Gamma-Ta2O5 stable at low P

B-Ta2O5 favored at high P (~60 GPa)

Re-entrant Gamma-B phase transition near 2 GPa

Abstract

Tantalum pentoxide (Ta2O5) is a polymorphic wide-bandgap semiconductor with outstanding dielectric properties and widespread use in optical and electronic technologies. Its rich structural diversity, arising from multiple polymorphs accessible under different synthesis conditions, has made Ta2O5 a long-standing subject of interest. However, a unified understanding of the thermodynamic stability and phase transitions of its polymorphs across pressure-temperature (P-T) space has remained elusive. Here, using first-principles calculations, we map the thermodynamic landscape of Ta2O5 and establish a comprehensive P-T phase diagram together with a phase-stability hierarchy. We find that Gamma-Ta2O5 and B-Ta2O5 dominate the phase diagram over a broad range of P-T conditions: Gamma-Ta2O5 is stabilized at low pressures, while B-Ta2O5 becomes thermodynamically favored at higher pressures up to ~ 60 GPa, beyond which Y-Ta2O5 emerges as the most stable phase.
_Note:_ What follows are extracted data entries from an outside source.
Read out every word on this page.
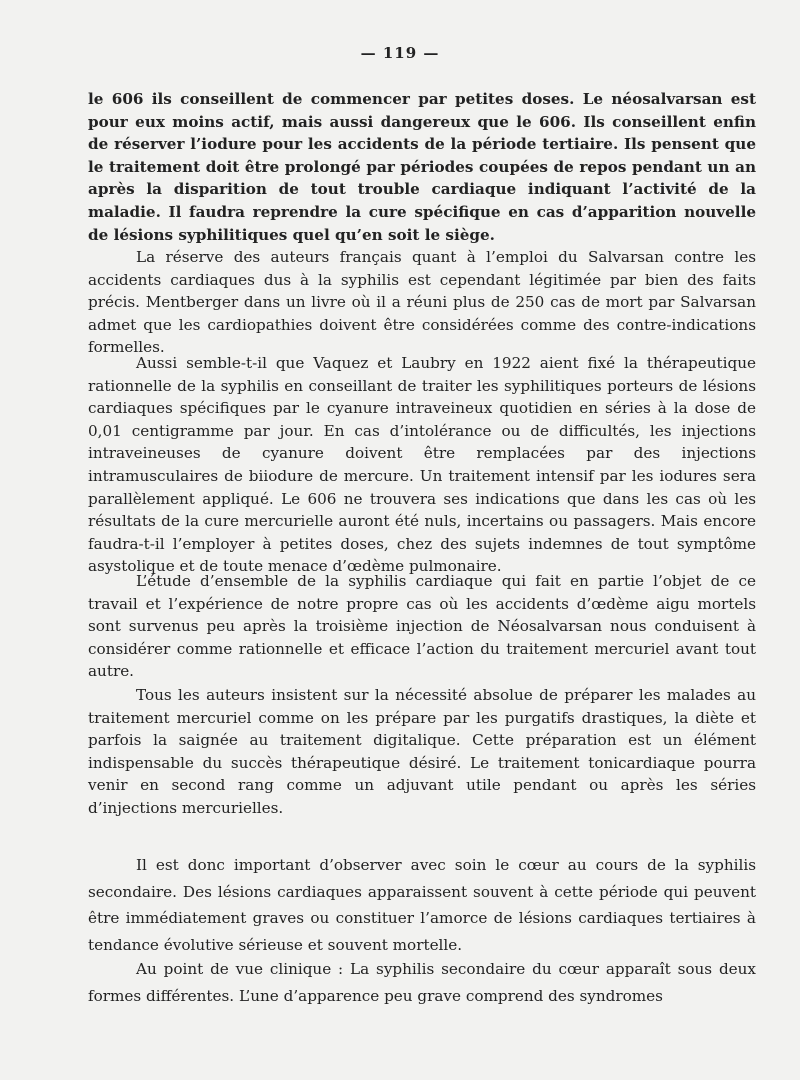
— 119 —

le 606 ils conseillent de commencer par petites doses. Le néosalvarsan est pour eux moins actif, mais aussi dangereux que le 606. Ils conseillent enfin de réserver l’iodure pour les accidents de la période tertiaire. Ils pensent que le traitement doit être prolongé par périodes coupées de repos pendant un an après la disparition de tout trouble cardiaque indiquant l’activité de la maladie. Il faudra reprendre la cure spécifique en cas d’apparition nouvelle de lésions syphilitiques quel qu’en soit le siège.

La réserve des auteurs français quant à l’emploi du Salvarsan contre les accidents cardiaques dus à la syphilis est cependant légitimée par bien des faits précis. Mentberger dans un livre où il a réuni plus de 250 cas de mort par Salvarsan admet que les cardiopathies doivent être considérées comme des contre-indications formelles.

Aussi semble-t-il que Vaquez et Laubry en 1922 aient fixé la thérapeutique rationnelle de la syphilis en conseillant de traiter les syphilitiques porteurs de lésions cardiaques spécifiques par le cyanure intraveineux quotidien en séries à la dose de 0,01 centigramme par jour. En cas d’intolérance ou de difficultés, les injections intraveineuses de cyanure doivent être remplacées par des injections intramusculaires de biiodure de mercure. Un traitement intensif par les iodures sera parallèlement appliqué. Le 606 ne trouvera ses indications que dans les cas où les résultats de la cure mercurielle auront été nuls, incertains ou passagers. Mais encore faudra-t-il l’employer à petites doses, chez des sujets indemnes de tout symptôme asystolique et de toute menace d’œdème pulmonaire.

L’étude d’ensemble de la syphilis cardiaque qui fait en partie l’objet de ce travail et l’expérience de notre propre cas où les accidents d’œdème aigu mortels sont survenus peu après la troisième injection de Néosalvarsan nous conduisent à considérer comme rationnelle et efficace l’action du traitement mercuriel avant tout autre.

Tous les auteurs insistent sur la nécessité absolue de préparer les malades au traitement mercuriel comme on les prépare par les purgatifs drastiques, la diète et parfois la saignée au traitement digitalique. Cette préparation est un élément indispensable du succès thérapeutique désiré. Le traitement tonicardiaque pourra venir en second rang comme un adjuvant utile pendant ou après les séries d’injections mercurielles.

Il est donc important d’observer avec soin le cœur au cours de la syphilis secondaire. Des lésions cardiaques apparaissent souvent à cette période qui peuvent être immédiatement graves ou constituer l’amorce de lésions cardiaques tertiaires à tendance évolutive sérieuse et souvent mortelle.

Au point de vue clinique : La syphilis secondaire du cœur apparaît sous deux formes différentes. L’une d’apparence peu grave comprend des syndromes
Crucially, nuclear quantum effects (NQEs) are shown to play a significant role in determining relative phase stability, contributing substantially to the Gibbs free energy and altering phase boundaries. A re-entrant phase transition between Gamma and B-Ta2O5 is predicted near ~ 2 GPa, revealing unexpected complexity in the phase behavior of this oxide. More generally, we identify a characteristic temperature (T_0), at which zero-point and thermal phonon contributions to the free energy become comparable, and show that T_0 is approximately one-third of the Debye temperature. This relationship provides a simple, physically transparent criterion for assessing the importance of NQEs in phase stability, with implications extending beyond Ta2O5 to a broad class of complex oxides.